For all that these games have in common with Breath of the Wild, two things stand out as differences. The first is that Breath of the Wild basically works, and has been executed with a degree of polish that reassures you that it isn’t about to implode. That might sound a little glib, but it’s a key point of divergence from Ultima Underworld and its legacy. Many of the most beloved PC games of all time stared up at their gorgeous dreams from the buggy and crash-prone gutter. There’s something romantic about their recurring tragic unfinished-ness, but the romance wears off. Nintendo enters this space as the straight-edge artist that you resent at first but whose stability and consistency is needed. The immersive sim, gaming’s White Album, had been getting by on a string of John Lennons and George Harrisons. It needed a Paul McCartney.
The second major difference, and perhaps the most obvious, is the type of story that Breath of the Wild tells and how it tells it. From System Shock to Far Cry 2 and Skyrim, simulation has traditionally been employed in service of a serious, detailed narrative. Although these games are often platforms for strong writing, this has always created a disconnect to one degree or another. The freedom that Dishonored affords its player allows it to act as an intelligent fable about abuse of power: but it also means that it is sometimes a game about eating a lot of eels, and sometimes a game about seeing if you can topple a tyrant by throwing a dog at him. Its strengths can create weaknesses in that regard.
By contrast Breath of the Wild is a fairytale and happy to be one. It has a huge, evocative world, a sense of humour, and a plot that fits on a page. Nintendo abdicates the narrative aspect of the immersive sim’s traditional vaunting ambition, but this feels a little like wisdom. A lighter tone suits the immersive sim, whose best moments have always traditionally revolved around something falling off something else. There’s a degree to which these developers have always been trying to write a Neal Stephenson novel using only Tom and Jerry’s vocabulary – of course it would be clear-thinking Nintendo that eventually came along and just made a cartoon instead.

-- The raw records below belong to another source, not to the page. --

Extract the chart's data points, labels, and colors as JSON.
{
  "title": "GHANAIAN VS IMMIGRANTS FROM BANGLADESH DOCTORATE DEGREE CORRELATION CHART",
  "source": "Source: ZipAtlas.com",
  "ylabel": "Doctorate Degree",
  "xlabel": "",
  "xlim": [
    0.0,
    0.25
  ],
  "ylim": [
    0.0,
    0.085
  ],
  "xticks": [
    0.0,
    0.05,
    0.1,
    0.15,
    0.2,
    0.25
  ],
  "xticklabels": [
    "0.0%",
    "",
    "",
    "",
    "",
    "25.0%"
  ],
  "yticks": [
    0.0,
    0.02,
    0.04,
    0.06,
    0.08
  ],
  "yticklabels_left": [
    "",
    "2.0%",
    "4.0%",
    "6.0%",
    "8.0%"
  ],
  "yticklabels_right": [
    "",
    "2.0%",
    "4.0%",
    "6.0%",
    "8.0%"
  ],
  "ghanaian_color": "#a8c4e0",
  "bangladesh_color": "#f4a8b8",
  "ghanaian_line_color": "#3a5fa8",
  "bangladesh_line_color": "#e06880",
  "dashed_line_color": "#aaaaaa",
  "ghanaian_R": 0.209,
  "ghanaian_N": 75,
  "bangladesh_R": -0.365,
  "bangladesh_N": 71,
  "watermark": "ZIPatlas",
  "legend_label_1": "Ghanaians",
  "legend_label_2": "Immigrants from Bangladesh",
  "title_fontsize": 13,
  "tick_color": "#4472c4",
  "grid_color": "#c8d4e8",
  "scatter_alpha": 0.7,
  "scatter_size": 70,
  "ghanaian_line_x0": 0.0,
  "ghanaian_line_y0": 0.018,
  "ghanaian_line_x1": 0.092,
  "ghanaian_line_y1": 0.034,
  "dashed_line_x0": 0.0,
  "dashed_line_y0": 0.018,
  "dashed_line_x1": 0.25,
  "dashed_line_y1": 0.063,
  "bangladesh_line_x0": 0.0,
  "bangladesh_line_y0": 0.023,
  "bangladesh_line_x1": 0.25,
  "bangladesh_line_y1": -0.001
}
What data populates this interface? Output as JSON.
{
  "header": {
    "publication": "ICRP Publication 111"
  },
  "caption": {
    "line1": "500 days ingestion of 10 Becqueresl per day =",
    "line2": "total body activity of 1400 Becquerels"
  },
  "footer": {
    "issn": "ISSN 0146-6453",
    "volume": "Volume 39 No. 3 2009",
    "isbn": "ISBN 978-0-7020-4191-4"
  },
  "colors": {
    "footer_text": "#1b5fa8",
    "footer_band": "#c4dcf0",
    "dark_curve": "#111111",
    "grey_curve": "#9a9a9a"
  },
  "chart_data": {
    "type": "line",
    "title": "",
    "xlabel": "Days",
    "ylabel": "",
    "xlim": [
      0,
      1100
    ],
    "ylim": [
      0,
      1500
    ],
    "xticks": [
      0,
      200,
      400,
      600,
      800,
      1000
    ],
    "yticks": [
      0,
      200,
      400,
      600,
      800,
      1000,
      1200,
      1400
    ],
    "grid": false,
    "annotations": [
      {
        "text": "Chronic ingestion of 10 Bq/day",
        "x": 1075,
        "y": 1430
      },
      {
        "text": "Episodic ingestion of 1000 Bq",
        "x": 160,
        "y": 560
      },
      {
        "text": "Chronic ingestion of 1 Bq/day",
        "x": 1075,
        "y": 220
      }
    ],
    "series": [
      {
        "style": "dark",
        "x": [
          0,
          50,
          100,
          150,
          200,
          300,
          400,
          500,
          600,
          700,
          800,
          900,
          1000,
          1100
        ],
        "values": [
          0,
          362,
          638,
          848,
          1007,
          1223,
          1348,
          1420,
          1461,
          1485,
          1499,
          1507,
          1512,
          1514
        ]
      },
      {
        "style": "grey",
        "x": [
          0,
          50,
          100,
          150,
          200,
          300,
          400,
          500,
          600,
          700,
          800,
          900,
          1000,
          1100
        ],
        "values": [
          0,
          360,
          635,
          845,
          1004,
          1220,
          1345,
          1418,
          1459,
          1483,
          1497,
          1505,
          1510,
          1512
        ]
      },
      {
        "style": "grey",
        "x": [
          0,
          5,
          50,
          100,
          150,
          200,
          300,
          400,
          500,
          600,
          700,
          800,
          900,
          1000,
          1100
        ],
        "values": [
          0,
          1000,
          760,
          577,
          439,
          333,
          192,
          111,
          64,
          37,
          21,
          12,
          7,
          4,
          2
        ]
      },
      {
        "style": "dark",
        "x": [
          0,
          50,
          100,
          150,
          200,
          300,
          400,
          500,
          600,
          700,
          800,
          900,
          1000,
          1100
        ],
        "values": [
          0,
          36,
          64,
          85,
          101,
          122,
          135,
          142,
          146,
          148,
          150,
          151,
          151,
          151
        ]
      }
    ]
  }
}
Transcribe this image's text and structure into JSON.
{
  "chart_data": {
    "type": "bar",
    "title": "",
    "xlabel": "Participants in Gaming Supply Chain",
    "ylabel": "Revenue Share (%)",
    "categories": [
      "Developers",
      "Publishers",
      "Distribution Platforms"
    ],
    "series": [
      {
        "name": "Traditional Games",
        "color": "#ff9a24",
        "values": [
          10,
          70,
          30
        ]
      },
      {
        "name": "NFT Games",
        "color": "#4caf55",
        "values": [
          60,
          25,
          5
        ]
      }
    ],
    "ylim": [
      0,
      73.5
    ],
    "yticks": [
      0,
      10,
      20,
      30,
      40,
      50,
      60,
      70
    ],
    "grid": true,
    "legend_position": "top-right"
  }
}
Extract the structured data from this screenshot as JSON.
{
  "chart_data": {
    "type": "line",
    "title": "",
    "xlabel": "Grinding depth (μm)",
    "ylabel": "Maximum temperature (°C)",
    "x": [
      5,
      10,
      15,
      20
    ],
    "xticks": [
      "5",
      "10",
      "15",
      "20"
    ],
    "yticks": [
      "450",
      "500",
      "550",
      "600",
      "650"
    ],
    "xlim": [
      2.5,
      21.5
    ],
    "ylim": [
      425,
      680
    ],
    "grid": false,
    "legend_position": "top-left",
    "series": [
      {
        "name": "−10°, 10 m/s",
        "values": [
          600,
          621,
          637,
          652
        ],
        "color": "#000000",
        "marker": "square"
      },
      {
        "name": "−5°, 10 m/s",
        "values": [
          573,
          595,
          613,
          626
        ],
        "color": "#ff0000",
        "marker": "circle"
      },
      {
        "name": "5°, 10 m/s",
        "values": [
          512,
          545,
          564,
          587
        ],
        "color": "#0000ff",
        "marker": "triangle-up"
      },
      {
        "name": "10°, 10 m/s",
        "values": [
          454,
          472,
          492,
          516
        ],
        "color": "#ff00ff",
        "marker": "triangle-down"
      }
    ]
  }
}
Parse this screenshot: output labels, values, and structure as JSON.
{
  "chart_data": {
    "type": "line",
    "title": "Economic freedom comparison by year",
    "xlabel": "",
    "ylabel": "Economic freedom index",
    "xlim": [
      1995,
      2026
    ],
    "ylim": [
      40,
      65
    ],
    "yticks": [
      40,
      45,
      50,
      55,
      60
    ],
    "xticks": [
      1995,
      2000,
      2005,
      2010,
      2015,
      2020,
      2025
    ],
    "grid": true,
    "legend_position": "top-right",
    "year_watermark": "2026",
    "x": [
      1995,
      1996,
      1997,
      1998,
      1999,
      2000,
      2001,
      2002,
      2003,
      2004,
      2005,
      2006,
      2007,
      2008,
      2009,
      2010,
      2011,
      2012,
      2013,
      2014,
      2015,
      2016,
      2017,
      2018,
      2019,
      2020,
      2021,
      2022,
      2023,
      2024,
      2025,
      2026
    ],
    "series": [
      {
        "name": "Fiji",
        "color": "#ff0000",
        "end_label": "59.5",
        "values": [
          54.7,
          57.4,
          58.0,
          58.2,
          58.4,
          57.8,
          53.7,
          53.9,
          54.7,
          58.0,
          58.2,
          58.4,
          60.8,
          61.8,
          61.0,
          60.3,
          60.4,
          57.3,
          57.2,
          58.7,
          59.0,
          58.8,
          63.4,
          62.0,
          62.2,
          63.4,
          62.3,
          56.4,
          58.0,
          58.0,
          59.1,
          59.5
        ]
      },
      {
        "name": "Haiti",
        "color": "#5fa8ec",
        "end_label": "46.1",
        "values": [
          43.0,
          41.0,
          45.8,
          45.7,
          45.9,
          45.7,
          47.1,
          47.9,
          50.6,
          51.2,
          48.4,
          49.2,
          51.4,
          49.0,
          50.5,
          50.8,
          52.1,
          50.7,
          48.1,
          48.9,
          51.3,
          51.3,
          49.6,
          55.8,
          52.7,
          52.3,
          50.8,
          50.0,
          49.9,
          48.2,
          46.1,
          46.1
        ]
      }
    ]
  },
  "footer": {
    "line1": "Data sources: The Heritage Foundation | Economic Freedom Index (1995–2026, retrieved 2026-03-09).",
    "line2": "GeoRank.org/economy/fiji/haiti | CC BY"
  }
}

Breath of the Wild doesn’t solve all of the immersive sim’s problems: the difficult matter of narrative is still worth tackling, and the attempt is still yielding fruit in the form of games like Firewatch and Gone Home. But what it does do, and what I find most heartening about it, is highlight everything that is wonderful about a game where a grenade can roll down a hill, or where a homemade fire arrow can imbue the player with a phenomenal sense of achievement while encouraging further playfulness.
In entering this design space Nintendo has made a resonant statement about their values as designers, and done much to ensure that these values get passed on to a new generation of players and hopefully a new generation of game creators too. It seems obvious in hindsight, but a kid-friendly, staggeringly well-executed immersive sim is about the best thing that could have happened to the mainstream game industry in 2017. It’s one thing to think about how Breath of the Wild fits into the history of this ambitious form of play: it’ll be something else to watch it make that history in the years to come.